Most people can consume around 500-700 mg sodium at meals and stay within their goals. This gives you some wiggle room when making a choice for a canned soup. Again, keep in mind that your sodium needs may be different from the standard recommendation.
When figuring out how much sodium you want in a soup, remember to account for the rest of the meal. Do you plan to have crackers, a crusty piece of bread or half a sandwich to go on the side? There is likely sodium in these things as well, so factor that in when making your final decision!
Best Canned Soups for CKD
Now that you know more about how to navigate sodium needs and label reading, here are some canned soups that can work in a low sodium diet for CKD. Whether you need to be more strict with sodium or follow the standard recommendations – there is a soup for your needs! The soups listed are also free of potassium and phosphorus additives.

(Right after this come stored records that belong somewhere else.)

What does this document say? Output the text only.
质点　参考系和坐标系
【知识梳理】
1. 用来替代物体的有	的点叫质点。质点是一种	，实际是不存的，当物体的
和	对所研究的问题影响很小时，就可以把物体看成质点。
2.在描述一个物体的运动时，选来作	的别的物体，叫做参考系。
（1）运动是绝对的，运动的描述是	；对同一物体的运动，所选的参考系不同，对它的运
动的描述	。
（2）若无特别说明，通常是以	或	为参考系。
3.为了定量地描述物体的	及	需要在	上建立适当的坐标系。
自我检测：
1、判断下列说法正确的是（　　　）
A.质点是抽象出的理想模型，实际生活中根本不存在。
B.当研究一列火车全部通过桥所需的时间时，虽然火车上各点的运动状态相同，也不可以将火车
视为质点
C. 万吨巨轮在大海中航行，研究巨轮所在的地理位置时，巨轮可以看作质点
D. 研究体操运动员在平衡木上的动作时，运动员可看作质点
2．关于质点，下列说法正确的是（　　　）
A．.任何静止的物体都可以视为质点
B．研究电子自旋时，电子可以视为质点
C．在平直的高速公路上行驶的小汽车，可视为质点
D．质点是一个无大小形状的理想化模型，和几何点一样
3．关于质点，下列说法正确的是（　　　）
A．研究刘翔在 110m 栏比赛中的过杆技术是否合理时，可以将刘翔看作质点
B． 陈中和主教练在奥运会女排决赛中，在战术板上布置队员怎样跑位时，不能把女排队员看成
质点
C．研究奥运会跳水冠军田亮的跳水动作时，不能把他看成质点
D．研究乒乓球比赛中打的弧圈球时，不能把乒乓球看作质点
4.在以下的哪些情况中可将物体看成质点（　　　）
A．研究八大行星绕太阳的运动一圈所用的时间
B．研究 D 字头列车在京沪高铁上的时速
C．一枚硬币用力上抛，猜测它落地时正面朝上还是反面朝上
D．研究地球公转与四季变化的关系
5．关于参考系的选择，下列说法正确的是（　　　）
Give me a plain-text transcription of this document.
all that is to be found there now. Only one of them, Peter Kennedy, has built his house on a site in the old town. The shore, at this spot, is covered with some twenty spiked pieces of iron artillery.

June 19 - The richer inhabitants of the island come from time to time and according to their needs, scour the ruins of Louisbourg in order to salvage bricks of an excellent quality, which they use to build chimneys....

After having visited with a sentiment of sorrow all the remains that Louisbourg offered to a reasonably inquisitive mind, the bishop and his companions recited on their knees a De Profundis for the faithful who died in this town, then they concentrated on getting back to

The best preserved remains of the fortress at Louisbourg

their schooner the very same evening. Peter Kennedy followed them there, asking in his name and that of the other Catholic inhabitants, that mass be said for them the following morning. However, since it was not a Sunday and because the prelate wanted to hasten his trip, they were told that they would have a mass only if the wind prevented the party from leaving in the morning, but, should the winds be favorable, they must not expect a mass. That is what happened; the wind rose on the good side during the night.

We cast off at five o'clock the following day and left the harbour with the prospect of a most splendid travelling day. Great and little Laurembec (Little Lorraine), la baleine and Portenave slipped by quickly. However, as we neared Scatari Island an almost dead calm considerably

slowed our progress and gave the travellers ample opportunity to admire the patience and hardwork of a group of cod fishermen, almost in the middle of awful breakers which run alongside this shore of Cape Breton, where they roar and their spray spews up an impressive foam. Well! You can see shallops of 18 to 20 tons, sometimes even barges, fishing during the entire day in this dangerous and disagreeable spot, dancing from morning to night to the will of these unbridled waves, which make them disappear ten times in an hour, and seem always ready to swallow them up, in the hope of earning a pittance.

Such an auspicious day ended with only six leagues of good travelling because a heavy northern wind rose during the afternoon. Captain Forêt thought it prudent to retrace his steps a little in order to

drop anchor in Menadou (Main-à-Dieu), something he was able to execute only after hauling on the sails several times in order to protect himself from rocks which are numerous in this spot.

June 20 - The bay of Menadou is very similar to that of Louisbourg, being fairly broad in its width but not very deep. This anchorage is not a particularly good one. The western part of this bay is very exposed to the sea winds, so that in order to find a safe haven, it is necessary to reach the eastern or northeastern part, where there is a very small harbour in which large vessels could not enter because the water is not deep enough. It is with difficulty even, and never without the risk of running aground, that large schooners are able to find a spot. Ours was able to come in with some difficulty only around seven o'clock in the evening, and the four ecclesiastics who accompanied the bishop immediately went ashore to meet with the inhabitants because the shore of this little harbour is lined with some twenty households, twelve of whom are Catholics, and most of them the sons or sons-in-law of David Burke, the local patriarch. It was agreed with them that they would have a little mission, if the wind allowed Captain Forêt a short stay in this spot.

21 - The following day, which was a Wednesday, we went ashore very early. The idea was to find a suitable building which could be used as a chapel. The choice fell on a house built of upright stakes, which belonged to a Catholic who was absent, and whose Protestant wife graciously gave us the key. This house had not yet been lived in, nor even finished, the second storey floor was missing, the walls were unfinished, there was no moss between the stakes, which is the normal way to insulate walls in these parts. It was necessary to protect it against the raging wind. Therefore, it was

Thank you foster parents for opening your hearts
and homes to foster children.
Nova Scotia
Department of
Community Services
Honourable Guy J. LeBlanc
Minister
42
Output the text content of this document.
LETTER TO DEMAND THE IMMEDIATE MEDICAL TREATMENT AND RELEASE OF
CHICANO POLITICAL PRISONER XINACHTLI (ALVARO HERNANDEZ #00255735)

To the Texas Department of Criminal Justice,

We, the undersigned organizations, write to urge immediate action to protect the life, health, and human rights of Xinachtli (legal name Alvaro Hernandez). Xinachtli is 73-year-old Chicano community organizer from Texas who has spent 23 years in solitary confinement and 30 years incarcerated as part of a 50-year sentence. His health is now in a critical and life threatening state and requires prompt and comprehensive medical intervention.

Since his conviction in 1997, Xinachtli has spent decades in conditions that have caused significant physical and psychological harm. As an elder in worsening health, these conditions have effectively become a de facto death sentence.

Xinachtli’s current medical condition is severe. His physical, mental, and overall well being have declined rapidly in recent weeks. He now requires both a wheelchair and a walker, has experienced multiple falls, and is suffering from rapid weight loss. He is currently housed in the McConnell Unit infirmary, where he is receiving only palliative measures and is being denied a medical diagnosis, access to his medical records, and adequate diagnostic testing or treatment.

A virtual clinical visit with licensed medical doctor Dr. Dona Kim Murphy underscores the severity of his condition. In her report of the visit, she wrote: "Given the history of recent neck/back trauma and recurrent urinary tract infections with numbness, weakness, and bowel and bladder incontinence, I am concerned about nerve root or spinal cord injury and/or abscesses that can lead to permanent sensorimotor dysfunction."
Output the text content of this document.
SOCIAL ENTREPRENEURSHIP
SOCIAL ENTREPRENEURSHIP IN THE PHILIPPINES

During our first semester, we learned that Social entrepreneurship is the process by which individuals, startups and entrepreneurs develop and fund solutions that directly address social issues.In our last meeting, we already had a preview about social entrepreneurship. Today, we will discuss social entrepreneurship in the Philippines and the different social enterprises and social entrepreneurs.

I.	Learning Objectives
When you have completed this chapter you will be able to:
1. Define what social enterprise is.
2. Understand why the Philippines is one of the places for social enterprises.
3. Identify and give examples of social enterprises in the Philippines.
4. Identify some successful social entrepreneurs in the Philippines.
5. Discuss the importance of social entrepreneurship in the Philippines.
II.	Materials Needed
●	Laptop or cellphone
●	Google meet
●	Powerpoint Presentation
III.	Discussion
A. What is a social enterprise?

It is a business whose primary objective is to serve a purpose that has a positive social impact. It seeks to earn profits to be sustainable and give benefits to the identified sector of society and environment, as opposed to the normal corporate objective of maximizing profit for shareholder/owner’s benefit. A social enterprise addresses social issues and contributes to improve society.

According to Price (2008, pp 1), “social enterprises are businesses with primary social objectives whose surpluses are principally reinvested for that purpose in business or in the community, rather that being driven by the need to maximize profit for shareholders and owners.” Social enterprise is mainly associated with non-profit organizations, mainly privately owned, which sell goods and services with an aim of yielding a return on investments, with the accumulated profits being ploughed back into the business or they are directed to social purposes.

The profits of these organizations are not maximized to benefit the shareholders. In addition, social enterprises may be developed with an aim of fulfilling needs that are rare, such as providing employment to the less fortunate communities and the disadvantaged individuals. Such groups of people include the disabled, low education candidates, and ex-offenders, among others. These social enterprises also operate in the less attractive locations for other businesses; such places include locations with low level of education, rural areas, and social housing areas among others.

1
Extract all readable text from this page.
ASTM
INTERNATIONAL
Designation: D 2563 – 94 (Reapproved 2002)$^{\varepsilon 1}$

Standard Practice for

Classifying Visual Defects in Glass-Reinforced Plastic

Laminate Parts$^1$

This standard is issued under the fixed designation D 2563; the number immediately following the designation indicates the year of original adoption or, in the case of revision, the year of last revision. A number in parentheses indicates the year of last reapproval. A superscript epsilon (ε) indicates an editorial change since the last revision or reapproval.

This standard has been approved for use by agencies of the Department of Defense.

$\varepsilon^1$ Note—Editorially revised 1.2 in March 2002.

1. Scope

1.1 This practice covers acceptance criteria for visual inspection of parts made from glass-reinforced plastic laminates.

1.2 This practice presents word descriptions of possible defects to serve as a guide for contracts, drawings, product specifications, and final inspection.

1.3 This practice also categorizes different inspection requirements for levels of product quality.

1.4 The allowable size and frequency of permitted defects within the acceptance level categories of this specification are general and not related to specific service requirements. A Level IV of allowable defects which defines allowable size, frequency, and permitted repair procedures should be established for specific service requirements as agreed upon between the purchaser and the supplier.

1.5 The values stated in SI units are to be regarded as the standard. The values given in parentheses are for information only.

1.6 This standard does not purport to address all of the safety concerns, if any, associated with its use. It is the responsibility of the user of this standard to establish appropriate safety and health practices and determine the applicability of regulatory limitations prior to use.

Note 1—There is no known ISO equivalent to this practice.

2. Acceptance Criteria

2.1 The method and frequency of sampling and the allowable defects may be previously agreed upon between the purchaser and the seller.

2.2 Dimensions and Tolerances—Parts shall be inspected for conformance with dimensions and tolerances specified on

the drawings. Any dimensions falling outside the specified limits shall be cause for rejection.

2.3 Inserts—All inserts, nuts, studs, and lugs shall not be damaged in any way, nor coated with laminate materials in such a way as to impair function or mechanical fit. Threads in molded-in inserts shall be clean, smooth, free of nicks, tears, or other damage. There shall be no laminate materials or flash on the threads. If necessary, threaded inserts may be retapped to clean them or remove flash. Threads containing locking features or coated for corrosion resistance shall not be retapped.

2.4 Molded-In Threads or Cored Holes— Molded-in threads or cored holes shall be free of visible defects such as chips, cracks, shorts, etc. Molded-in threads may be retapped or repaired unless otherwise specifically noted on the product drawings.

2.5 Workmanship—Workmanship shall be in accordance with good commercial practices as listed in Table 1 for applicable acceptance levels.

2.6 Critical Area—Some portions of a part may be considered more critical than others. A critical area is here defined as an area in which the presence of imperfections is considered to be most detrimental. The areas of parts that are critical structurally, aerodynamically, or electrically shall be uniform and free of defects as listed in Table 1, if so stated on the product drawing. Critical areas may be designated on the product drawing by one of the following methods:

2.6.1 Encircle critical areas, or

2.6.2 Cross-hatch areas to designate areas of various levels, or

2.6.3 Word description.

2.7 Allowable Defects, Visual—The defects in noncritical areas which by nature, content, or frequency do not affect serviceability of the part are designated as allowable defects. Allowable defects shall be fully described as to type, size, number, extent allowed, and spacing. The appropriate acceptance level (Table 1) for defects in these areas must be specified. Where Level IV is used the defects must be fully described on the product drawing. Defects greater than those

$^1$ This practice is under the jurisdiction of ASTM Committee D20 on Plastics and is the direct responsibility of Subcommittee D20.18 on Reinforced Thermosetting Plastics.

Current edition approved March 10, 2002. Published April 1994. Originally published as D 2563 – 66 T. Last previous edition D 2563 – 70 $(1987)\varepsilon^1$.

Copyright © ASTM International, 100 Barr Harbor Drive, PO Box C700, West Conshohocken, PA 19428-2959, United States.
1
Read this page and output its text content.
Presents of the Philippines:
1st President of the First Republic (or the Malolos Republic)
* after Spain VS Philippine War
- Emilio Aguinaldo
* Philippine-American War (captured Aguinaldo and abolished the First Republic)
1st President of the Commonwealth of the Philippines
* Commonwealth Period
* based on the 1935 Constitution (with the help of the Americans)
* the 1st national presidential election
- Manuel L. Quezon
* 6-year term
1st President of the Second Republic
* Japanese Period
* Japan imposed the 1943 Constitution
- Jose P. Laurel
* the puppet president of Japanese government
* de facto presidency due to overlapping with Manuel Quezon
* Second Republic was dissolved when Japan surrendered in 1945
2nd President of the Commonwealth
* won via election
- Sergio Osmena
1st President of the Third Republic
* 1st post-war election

|Brand||Soup||Sodium per serving (mg)||Potassium per serving (mg)|
|Pacific Foods||Garden Tomato Oat Milk Soup||410||350|
|Pacific Foods||Cumin Carrot Oat Milk Soup||380||150|
|Pacific Foods||Creamy Tomato Soup – Light in Sodium (1 quart box)||340||489|
|Pacific Foods||Butternut Squash Soup – Light in Sodium(1 quart box)||240||230|
|Amy’s||Southwestern Vegetable, Light in Sodium||550||710|
|Amy’s||Lentil Vegetable, Light in Sodium||540||770|
|Amy’s||Butternut Squash, Light in Sodium||520||350|
|Amy’s||Split Pea, Light in Sodium||510||620|
|Amy’s||Chunky Tomato Bisque, Light in Sodium||470||930|
|Amy’s||Lentil, Light in Sodium||450||700|
|Amy’s||Minestrone, Light in Sodium||440||610|
|Healthy Valley||Chicken Noodle (No Salt Added)||130||110|
|Healthy Valley||Vegetable Soup (No Salt Added)||45||250|
|Healthy Valley||Cream of Mushroom||390||180|
|Healthy Valley||Tomato Soup (No Salt Added)||25||200|
|Healthy Valley||Minestrone (No Salt Added)||45||300|
|Healthy Valley||Chicken and Rice Soup (Low Sodium)||100||220|
|Imagine||Butternut Squash Soup, Light in Sodium (1 quart box)||200||390|
|Imagine||Garden Tomato Soup, Light in Sodium (1 quart box)||280||460|
|Campbell’s, Well Yes!||Roasted Red Pepper and Tomato||540||260|
When choosing a canned soup, you not only need to be aware of sodium content, but potentially harmful additives. The use of potassium salts in lower sodium canned soups can be hazardous in those with CKD. Knowing your sodium allowance gives you flexibility when choosing a soup. By following these tips, you’ll be able to enjoy a warm bowl of soup without worry!